If no standard format is feasible because you can’t control the sender or receiver, then you should adopt either a Sender-Makers-Right or a Receiver-Makes-Right approach. In general, the entity that has the better understanding of the business process should take ownership of the mapping.  For example, if you a tourist in another country and use of a canonical language (aka “English) is not possible, then it behooves you to try to speak their local language (i.e. Sender-Makes-Right). After all, it’s unrealistic to expect the local folks will speak your language. On the other hand, if you are visiting the tourism board in a foreign country then you may reasonably assume someone there might speak your language.
Typically, the Sender has a better understanding of the meaning (i.e. “semantics”) of a request. Consider the example where the requester searches for an employee record using the name. The name is in a structured fashion: LastName, FirstName. The server, on the other hand, expects to get the request with a string that contains the “last_name+first_name” (this is a common scenario when the server is a legacy application). The scenario is obvious (I mentioned this was a trivial example!). The requestor (the sender) should create the necessary string. Building the string is much easier for the sender than it is for the receiver. The sender knows the true nature of the last name, while the server’s logic could fail if it tried to derive the last name from regular expression parsing.  (I can’t tell you the number of times I have encountered systems that assume that DEL is my middle name!) Cleary the simple parser used by such software fails to understand that some last names have a space.
This recommendation still leaves open the question of where to do the mapping everything else being equal. My personal view is that when everything is equal, you should put the mapping logic in the server of the request (i.e. Receiver-Makes-Right), simply because it gives you a centralized, single point of control for the mappings. Relying on a Sender-makes-Right scenario places much of the burden on what could eventually become an unmanageable variety of clients. Also, I do suggest that if you decide for one or the other, that you don’t ever mix the approach. That is, if you decide to do a Sender-Makes-Right, do so throughout the system, or vice versa. The hybrid case with mixing Receive-Making-Right with Sender-Making-Right can make the system far too complex and unmanageable.
The corollary to this discussion is that there is a hybrid approach that I believe provides the most flexibility and solves the great majority of transformation needs: using a comprehensive canonical form combined with a Receiver-Makes-Right for cases where the super-set capability exceeds the receiver’s ability. The logic to this approach is that it is easier to down-scope features than it is to second-guess a more powerful capability.
Consider a typical search application scenario: A client sends a search request and the server then prepares a response which includes the found elements; plus ranking scores related to each item returned. The Sender converts the ranking weight factors from a relational database into a “standardized” ranking score system defined by the canonical form.

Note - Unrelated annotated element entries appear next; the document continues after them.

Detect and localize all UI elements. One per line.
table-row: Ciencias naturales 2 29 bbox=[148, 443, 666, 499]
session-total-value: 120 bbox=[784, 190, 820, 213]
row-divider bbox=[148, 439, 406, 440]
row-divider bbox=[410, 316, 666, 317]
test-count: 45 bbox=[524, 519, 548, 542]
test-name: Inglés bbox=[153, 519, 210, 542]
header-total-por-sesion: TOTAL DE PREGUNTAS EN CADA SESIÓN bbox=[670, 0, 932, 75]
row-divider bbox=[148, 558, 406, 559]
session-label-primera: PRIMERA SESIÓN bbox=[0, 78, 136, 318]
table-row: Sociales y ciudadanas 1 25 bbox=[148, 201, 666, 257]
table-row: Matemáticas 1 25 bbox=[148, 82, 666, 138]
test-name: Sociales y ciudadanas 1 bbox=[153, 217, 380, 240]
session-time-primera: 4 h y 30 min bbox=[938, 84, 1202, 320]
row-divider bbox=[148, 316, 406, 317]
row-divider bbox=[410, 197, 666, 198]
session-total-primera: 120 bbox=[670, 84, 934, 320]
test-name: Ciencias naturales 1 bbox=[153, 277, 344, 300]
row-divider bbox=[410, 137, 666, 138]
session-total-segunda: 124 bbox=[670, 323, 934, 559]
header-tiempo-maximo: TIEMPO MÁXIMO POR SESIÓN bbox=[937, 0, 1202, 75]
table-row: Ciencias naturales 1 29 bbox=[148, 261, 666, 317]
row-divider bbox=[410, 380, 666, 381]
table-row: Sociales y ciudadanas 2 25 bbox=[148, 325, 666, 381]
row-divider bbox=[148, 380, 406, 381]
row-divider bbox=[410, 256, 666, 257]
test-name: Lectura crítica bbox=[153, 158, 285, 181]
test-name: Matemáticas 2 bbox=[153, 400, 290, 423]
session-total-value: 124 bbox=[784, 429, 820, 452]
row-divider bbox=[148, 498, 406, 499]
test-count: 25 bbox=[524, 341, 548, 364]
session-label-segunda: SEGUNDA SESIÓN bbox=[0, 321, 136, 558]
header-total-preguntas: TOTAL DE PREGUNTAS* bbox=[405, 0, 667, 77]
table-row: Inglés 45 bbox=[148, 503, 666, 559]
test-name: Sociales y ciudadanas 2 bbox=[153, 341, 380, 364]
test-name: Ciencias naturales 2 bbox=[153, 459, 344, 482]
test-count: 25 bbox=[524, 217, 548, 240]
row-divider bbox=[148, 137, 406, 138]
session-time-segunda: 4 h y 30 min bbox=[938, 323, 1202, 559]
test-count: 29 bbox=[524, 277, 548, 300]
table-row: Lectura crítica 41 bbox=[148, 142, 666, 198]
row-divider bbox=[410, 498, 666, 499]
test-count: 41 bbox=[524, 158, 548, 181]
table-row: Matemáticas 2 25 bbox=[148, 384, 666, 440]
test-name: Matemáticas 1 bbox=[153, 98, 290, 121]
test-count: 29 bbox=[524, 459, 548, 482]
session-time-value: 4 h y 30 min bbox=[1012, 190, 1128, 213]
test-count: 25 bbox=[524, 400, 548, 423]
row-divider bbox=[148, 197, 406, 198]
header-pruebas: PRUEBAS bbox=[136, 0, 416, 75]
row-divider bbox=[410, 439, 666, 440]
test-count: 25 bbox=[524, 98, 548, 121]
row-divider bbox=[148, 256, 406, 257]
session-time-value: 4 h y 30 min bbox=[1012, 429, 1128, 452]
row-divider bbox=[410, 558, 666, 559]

Now, let’s assume the client (the receiver of the response) is not prepared to get or use this extra information. The receiver simply discards the extra information. The down-scoped information loses some of its value, but the client will still be able to present the search results, even if not in a ranked fashion. As long the key results are obtained no major harm occurs. A future, more competent client will be able to use the ranking information. Note that this approach only works if the information being ignored is not essential to the response. If you have a need to ensure essential information is not discarded, you’ll have to define this information as core to the canonical standards.
Yes. Transformation work is sure to have an impact on performance. Next I will cover a technique used to remediate this problem: Caching.